The huge fall in numbers of searches conducted by the South Yorkshire force corresponded to an initiative launched in 2014 by then Home Secretary Theresa May to reduce the use of such tactics.

Police and Crime Commissioner Dr Alan Billings is now responsible for the South Yorkshire force and he has an independent ethics panel which has investigated and reported back on the issue.

Their report states: “Against the background of a rise in knife crime, particularly in London, the view is gaining ground that stop and search powers can offer valuable public protection.

“For example, during this year the Commissioner found at a public meeting in Burngreave, Sheffield, that mothers of young adults expressed that view.

“In South Yorkshire there was a 15 per cent increase in knife crime in 2017/18 compared with the previous period.

“Following a period in which officers have become more hesitant to exercise powers of stop and search, not least because of negative comment from Her Majesty’s Inspectors, South Yorkshire Police took the initiative and issued fresh written guidance to its officers, backed up with a video message from the Chief Constable.”

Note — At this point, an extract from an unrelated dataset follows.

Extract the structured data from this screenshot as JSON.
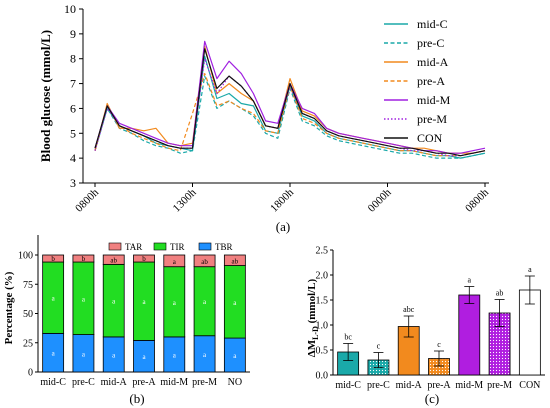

Panel members were invited by police to scrutinise their handling of stop and search incidents and the report states: “The panel was greatly reassured to learn that the public readily cooperated when they were used, for example when a ‘knife arch’ metallic search device was set up in Carver Street in Sheffield.”

Figures for South Yorkshire show black, Asian and other visibly ethnic minority citizens were almost three times as likely last year to face stop and search as other citizens, a figure which has fallen from 3.6 times as likely two years previously.

Although the panel acknowledges black and minority ethnic citizens make up a disproportionate number of the victims of violent crime, which may account for the situation, they still recommend further research.